Ministers initially told the Commons last week that Mr Johnson had reported the meeting to officials “as required”, but issued a clarification within minutes saying the prime minister “thinks” he mentioned it to civil servants.
The controversy has fuelled opposition demands for the prime minister to quit immediately following his resignation as Tory leader and not hang on in Downing Street until his replacement is elected.
Ms Cooper told Ridge: “I think the issue is about whether you have somebody who is just careless about national security interests. We don’t know what happened at this meeting, we don’t know even whether the prime minister actually declared the meeting properly or told officials about it afterwards.”
She added: “It just feels unthinkable that at a time when we had a chemical attack on UK soil, and it was so serious that we had a NATO meeting about it, about how to respond to Russia, at that time you can have a foreign secretary who would then just go and have a meeting with an ex-KGB agent, someone who has since been sanctioned by Canada for close links to Putin.
“To have that meeting at that time shows a careless disregard for national security risks. We actually need to know the facts about what happened and why on earth he was so irresponsible with our national security at that time.”
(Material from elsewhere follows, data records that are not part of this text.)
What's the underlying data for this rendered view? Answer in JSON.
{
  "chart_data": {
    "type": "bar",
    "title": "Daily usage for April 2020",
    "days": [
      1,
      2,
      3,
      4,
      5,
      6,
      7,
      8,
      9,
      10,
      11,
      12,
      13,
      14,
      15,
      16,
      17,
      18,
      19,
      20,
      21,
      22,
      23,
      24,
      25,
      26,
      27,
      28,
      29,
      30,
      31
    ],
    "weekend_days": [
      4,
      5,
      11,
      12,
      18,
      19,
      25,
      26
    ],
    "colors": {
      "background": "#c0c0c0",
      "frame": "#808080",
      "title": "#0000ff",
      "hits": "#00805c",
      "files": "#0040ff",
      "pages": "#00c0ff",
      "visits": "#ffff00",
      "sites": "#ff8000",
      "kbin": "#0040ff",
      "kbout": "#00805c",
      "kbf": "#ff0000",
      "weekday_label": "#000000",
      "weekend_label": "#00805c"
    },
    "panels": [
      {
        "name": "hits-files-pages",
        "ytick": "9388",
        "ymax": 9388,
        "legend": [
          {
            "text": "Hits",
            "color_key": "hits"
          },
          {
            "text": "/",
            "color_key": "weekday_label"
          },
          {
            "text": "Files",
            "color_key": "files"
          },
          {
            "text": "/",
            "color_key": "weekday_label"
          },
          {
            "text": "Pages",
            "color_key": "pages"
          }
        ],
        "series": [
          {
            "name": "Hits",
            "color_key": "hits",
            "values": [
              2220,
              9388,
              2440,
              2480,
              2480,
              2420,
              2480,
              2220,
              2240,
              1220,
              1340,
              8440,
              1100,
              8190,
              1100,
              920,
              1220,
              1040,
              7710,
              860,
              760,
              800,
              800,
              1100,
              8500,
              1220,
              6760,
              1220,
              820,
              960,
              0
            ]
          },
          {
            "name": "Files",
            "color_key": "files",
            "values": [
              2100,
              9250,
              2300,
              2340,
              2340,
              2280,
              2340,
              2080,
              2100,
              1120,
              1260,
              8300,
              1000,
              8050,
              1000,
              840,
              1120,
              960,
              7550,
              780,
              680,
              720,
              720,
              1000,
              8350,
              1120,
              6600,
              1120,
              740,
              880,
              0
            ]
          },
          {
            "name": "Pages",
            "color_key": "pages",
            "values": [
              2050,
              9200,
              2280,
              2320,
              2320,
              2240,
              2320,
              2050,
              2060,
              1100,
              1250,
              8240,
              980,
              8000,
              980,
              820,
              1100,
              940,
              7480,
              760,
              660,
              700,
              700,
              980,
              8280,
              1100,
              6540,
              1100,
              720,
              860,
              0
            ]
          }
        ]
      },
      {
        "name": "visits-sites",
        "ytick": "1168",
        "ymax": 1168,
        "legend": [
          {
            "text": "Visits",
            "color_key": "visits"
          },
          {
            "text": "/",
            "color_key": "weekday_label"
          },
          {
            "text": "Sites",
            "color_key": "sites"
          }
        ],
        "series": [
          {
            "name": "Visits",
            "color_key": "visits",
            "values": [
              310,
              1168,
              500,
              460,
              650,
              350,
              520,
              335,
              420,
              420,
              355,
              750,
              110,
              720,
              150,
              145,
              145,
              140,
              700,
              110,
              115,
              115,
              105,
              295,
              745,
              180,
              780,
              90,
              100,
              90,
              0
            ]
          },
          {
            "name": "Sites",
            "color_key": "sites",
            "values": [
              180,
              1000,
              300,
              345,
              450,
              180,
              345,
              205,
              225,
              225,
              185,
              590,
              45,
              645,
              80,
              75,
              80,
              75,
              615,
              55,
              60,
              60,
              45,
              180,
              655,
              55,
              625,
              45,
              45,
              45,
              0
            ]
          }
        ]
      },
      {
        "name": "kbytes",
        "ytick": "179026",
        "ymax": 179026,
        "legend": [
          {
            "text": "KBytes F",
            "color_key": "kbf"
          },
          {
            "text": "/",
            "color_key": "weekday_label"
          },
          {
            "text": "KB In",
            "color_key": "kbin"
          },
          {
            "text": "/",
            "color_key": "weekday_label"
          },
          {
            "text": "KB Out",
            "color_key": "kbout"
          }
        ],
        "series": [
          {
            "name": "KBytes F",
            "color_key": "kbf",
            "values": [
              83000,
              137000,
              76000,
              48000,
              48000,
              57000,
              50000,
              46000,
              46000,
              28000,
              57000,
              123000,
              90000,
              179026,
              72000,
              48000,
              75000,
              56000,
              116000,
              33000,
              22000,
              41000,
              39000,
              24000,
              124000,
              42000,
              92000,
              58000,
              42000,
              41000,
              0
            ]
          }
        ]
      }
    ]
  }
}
Mr Johnson’s former chief adviser Dominic Cummings has also alleged the prime minister met Mr Lebedev at the start of the COVID-19 crisis in March 2020, without officials present.
It comes amid an inquiry by the Commons Intelligence and Security Committee over the appointment to the House of Lords in 2020 of Mr Lebedev’s son, Evgeny Lebedev, the owner of the London Evening Standard and a shareholder in The Independent.
The prime minister has repeatedly denied he intervened to ensure Lord Lebedev was offered a peerage despite being warned by British intelligence the move could pose a security threat.
The peer, whose full title is Baron Lebedev of Hampton and Siberia, has said he has “nothing to hide” and backed the publication advice linked to his appointment.